Крики и смех – все, что было уготовано теперь уже бывшему Медведю, которого теперь чаще именовали Медведицей… Медведь позже перевелся в другую школу, ушел из толпы Сопли, но весть среди школьников распространяется быстрей. Кто-то снимал нас и вел прямую трансляцию в книгелиц, кто-то пересылал кому-то фото самого сложного для меня и Медведя момента.
Через одно из окон школы на нас смотрел будущий ночной портье Паша, тогда еще просто “Павел Александрович” и завуч нашей школы, но уже тогда остро реагирующий на нестандартные способы взаимоотношений… Он следил за трансляцией на своем умнозвуке, делал снимки экрана, ухмылялся своим мыслям, глядя на экран, нажимая “отправить” на специальный адрес электронной почты специальной комиссии специального органа специального учреждения.
Перед тем как бросить меня и уйти прочь, Медведь таки двинул меня головой об асфальт. Сильно и беспощадно. Вложил максимум ненависти в мой адрес в это движение. Тщательно протер асфальт моим лицом. Бросил меня лежащего. Ушел не оборачиваясь. Мужлан.
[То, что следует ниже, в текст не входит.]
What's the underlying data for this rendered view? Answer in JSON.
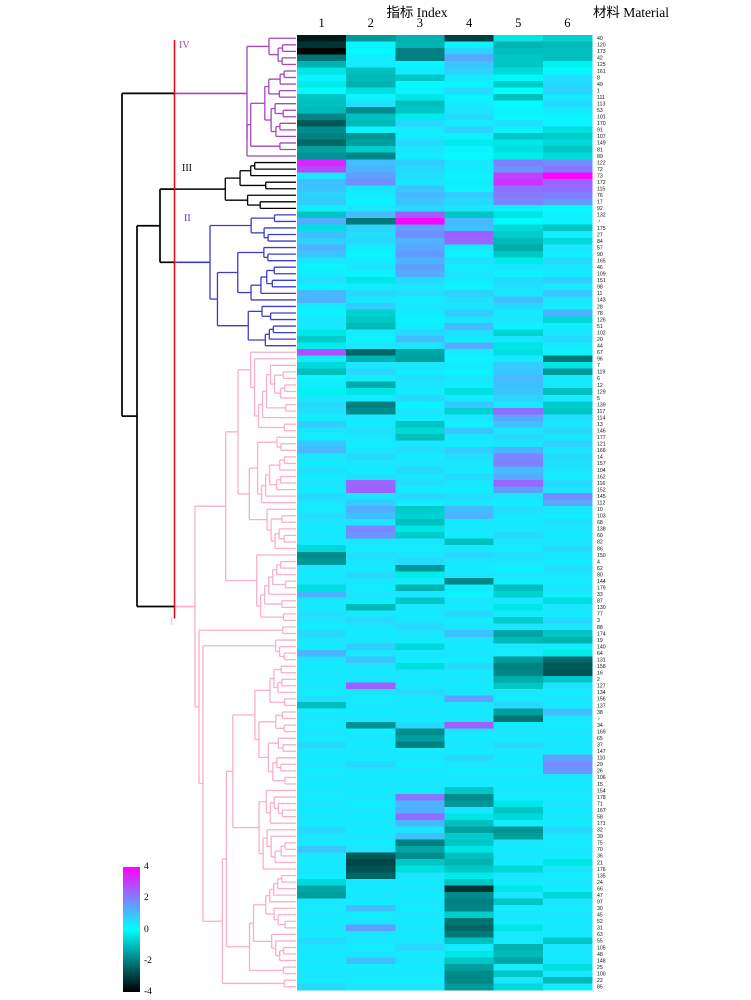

Все ушли. Я был один. Я был брошен. Но я не страдал – вот что меня всегда удивляло, когда позже я возвращался в снах или на сессиях к этому эпизоду своей жизни. Для меня сегодняшнего одиночество в тот, наверное, самый первый сознательный период жизни было реальным стимулом стремления к старику Яхве. Я представлял его где-то там, на облаках, еще до акта создания, когда ничего кроме самого бога не существовало, вся эта вечность отсутствия существования – вот кому явно было известно, что такое одиночество. В своих фантазиях я несся туда, куда-то за радугу, хлопал старика по спине и радостно дергал за бороду.